# Cineplex Airlie finally done



## apilon (May 18, 2006)

Not a great photograph so please excuse the picture quality


----------



## bambino (Feb 21, 2010)

Nice!:T


----------



## Prof. (Oct 20, 2006)

Nice looking printed panels on the back wall..What are they and how have you illuminated them?


----------



## makudon007 (Sep 14, 2010)

interior look nice

but with our equipment...i think u should be more manageable
i just can feel the nightmare if some cable connection went wrong plugged or 
loose the connection


----------



## apilon (May 18, 2006)

Prof. said:


> Nice looking printed panels on the back wall..What are they and how have you illuminated them?

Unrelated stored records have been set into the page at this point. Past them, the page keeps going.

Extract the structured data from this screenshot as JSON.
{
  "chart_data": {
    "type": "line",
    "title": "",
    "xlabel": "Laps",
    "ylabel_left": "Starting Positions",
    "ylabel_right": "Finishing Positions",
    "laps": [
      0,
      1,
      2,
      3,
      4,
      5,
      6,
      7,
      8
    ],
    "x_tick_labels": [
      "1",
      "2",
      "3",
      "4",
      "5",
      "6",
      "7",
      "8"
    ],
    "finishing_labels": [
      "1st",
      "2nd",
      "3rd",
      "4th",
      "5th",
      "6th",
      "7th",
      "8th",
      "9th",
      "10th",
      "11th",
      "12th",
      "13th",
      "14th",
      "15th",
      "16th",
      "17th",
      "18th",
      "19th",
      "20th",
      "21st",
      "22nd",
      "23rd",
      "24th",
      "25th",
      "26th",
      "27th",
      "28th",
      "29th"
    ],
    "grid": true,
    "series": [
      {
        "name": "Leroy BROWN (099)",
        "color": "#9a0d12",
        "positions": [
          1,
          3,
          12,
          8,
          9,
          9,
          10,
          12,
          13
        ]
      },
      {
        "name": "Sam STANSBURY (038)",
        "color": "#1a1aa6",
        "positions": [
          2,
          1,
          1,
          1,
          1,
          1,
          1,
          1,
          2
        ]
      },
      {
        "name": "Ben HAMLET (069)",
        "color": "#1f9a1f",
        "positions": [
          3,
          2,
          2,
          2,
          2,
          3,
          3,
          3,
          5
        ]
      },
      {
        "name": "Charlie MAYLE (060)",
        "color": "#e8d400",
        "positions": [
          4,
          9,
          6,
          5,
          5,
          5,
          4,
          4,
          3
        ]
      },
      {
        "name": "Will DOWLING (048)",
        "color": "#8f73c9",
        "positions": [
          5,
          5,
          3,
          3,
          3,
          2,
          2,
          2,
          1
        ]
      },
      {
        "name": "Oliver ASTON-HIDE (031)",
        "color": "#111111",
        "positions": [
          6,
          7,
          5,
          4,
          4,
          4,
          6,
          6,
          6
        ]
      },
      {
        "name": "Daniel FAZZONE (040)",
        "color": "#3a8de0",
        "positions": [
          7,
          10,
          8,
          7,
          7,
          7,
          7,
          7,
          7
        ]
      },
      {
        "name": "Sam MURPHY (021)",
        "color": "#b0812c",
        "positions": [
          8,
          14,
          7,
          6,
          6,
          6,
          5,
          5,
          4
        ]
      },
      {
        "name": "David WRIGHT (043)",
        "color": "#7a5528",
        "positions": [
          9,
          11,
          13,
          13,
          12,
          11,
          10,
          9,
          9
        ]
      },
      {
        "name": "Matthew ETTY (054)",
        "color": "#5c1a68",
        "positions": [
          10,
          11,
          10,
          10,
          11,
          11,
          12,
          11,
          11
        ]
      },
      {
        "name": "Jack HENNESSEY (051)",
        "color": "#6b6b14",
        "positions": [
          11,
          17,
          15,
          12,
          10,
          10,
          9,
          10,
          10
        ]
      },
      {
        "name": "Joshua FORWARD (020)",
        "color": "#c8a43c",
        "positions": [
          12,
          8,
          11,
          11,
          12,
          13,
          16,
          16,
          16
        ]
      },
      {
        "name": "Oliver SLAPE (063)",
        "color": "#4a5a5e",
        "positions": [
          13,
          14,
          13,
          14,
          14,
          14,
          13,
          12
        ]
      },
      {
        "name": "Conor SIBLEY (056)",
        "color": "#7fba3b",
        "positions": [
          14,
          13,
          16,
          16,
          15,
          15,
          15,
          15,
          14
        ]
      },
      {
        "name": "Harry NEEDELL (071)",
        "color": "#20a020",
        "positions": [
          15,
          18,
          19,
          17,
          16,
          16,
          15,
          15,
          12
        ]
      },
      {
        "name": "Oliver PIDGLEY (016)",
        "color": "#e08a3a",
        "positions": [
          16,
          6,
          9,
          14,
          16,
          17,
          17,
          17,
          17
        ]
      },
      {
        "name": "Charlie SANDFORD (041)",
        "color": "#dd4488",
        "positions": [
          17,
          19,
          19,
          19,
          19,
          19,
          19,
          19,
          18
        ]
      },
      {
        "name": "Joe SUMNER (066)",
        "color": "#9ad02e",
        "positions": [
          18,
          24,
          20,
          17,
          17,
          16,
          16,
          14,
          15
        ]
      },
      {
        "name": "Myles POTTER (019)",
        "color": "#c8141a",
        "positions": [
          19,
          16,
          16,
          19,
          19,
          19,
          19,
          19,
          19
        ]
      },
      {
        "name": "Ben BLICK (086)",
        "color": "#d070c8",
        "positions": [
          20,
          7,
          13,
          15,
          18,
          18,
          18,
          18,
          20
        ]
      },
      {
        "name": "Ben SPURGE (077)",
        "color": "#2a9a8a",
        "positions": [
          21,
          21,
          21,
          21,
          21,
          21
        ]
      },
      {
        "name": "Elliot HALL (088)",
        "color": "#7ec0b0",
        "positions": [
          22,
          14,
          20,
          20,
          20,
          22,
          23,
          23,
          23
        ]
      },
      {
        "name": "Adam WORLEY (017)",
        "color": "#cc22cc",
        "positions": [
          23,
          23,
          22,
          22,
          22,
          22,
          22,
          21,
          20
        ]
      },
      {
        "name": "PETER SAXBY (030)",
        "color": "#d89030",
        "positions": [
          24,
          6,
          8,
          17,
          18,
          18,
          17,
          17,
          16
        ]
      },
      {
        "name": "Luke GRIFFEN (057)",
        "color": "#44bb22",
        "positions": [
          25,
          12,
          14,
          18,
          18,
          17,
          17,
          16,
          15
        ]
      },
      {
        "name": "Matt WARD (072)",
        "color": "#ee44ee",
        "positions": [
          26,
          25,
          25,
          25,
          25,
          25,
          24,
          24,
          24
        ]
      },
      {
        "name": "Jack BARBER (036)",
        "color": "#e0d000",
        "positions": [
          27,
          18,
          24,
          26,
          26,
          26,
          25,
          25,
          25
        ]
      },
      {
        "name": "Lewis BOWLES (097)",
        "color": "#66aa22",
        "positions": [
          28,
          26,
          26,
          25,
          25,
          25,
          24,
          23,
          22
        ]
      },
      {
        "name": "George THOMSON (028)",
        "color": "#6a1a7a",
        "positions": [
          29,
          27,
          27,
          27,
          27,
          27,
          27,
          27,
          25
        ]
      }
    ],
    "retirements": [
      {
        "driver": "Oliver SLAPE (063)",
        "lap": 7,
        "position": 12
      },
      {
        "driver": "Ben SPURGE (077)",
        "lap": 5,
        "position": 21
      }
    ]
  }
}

They are wall light panel that my wife bought at IKEA they comes in red blue and brown


----------



## apilon (May 18, 2006)

makudon007 said:


> interior look nice
> 
> but with our equipment...i think u should be more manageable
> i just can feel the nightmare if some cable connection went wrong plugged or
> loose the connection


The equipment setup is temporary until we can find a better solution


----------



## leousm (Sep 16, 2010)

apilon said:


>


Love those panels in the back! :clap:


----------



## celica_pete21 (Aug 27, 2009)

Looks nice! Definitely like the wall panels too!


----------



## celica_pete21 (Aug 27, 2009)

Where did you hide the wires for those wall panels?


----------



## SAY IT LOUD (Jun 24, 2008)

Well first let me say LIFE WOULD BE VERY DULL AND BORING IF WE ALL HAD THE SAME TASTE! Now for me the rear panels are not my taste but each to their own and once your audio gear is neater it will look great. 
Buy some MDF and make yourself a custom lowline unit or av rack.


----------



## detector19 (Nov 3, 2010)

Very nice...


----------